At this time, the desire of the person transmits illumination through the Upper Light, and so throughout all the days of the festival, the revelation of the greatness of the Light of Hassadim and great adhesion of the male and female parts of the desire to “embrace” one are expected.
So every day of the festival of Sukkot is important, those that are spent in a Sukkah that is specially built under the dome of heaven where a sacred gathering and feast are arranged.
A person who is in a Sukkah for seven days seemingly receives all the corrected Ohrot Ha Makifim (Surrounding Lights), filling and pushing him toward discovery, connection, and contact with the Creator.
And this happens on the eighth day upon leaving the Sukkah, so the eighth day is called Simcha Torah.

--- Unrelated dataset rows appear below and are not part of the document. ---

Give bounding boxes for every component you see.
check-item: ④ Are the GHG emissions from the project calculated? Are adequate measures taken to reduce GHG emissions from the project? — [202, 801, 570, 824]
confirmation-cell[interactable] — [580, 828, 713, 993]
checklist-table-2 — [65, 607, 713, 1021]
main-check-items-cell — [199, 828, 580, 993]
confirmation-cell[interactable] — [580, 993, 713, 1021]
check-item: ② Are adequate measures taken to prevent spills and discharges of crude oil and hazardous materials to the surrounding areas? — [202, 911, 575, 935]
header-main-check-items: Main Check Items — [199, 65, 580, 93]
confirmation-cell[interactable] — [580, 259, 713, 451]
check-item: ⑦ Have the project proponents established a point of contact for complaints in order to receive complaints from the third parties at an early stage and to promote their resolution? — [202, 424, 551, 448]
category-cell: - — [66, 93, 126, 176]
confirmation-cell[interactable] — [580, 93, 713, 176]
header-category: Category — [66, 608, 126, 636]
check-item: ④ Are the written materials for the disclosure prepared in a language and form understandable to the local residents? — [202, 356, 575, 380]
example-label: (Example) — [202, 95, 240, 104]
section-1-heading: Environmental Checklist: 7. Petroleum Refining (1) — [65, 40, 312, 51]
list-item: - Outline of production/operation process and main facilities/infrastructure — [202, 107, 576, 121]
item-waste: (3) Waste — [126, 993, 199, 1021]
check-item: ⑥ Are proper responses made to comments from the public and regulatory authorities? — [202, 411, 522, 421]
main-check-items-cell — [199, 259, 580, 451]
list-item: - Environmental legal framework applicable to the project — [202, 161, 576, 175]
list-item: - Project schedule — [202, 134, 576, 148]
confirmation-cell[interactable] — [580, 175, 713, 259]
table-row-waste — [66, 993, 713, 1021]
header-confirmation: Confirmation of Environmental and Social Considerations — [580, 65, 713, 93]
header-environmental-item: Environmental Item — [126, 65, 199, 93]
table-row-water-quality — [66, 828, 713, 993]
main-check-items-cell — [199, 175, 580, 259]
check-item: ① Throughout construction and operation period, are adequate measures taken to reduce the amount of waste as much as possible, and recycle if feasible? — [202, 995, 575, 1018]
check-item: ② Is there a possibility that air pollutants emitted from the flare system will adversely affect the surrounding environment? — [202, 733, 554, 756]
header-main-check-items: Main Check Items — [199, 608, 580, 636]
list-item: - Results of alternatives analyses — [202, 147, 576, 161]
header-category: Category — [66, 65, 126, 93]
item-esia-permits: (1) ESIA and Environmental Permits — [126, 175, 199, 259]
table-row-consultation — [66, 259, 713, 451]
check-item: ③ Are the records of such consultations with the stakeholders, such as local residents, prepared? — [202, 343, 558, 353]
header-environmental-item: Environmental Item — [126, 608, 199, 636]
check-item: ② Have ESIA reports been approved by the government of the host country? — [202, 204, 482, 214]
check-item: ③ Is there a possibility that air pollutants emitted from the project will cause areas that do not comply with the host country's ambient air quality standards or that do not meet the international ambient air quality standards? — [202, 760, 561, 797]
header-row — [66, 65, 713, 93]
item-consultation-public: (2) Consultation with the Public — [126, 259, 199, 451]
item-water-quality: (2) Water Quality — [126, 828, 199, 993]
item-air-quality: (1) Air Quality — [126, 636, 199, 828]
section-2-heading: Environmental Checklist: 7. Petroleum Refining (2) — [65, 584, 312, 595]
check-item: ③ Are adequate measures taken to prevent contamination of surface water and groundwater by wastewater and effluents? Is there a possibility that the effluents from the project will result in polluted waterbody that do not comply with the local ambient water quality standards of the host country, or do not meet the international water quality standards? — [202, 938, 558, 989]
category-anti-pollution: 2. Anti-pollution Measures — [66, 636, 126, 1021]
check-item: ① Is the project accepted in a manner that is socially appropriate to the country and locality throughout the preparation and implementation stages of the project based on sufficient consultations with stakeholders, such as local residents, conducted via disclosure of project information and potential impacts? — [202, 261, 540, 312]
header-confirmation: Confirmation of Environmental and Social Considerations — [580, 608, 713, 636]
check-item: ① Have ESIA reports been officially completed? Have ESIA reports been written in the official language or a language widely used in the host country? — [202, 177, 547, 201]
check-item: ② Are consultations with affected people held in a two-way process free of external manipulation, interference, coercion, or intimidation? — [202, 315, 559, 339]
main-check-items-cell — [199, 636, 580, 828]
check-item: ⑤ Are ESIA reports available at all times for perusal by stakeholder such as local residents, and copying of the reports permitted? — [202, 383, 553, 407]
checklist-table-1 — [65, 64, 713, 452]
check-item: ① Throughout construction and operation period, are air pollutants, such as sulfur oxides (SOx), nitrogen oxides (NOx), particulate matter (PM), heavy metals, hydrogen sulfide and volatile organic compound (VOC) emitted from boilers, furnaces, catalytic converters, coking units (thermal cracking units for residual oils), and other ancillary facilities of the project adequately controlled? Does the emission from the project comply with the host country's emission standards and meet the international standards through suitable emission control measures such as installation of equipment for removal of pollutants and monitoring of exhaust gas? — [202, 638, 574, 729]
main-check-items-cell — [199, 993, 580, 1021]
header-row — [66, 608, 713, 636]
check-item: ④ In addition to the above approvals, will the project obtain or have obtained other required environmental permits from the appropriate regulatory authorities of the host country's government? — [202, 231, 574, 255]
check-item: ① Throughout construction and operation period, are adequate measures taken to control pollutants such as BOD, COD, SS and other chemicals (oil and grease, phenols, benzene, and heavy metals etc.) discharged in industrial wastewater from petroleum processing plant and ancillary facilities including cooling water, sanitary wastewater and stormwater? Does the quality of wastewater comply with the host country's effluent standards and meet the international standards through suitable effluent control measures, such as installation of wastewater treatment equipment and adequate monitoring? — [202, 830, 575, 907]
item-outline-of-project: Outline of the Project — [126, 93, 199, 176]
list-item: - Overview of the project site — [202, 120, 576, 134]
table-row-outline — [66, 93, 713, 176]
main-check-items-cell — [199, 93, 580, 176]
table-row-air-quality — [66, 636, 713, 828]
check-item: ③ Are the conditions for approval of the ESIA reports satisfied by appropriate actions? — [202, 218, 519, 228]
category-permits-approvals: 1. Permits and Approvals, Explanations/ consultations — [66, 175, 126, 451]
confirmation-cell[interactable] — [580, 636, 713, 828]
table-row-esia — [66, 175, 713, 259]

Torah is the Light that corrects the person and fills him with happiness.
Comment: It is thought that every evening members of the Ushpizin (guests), visitors, arrive at the Sukkah according to the order: Abraham, Isaac, Jacob, Moses, Aaron, Joseph, and David.
Answer: All of these visitors symbolize the Lights of correction in seven spiritual levels. They are not historical figures but spiritual states. Each one of the levels possesses a unique character, and only when a person passes through them, meaning that he corrects himself in seven different states, does he become ready for the revelation of the Creator.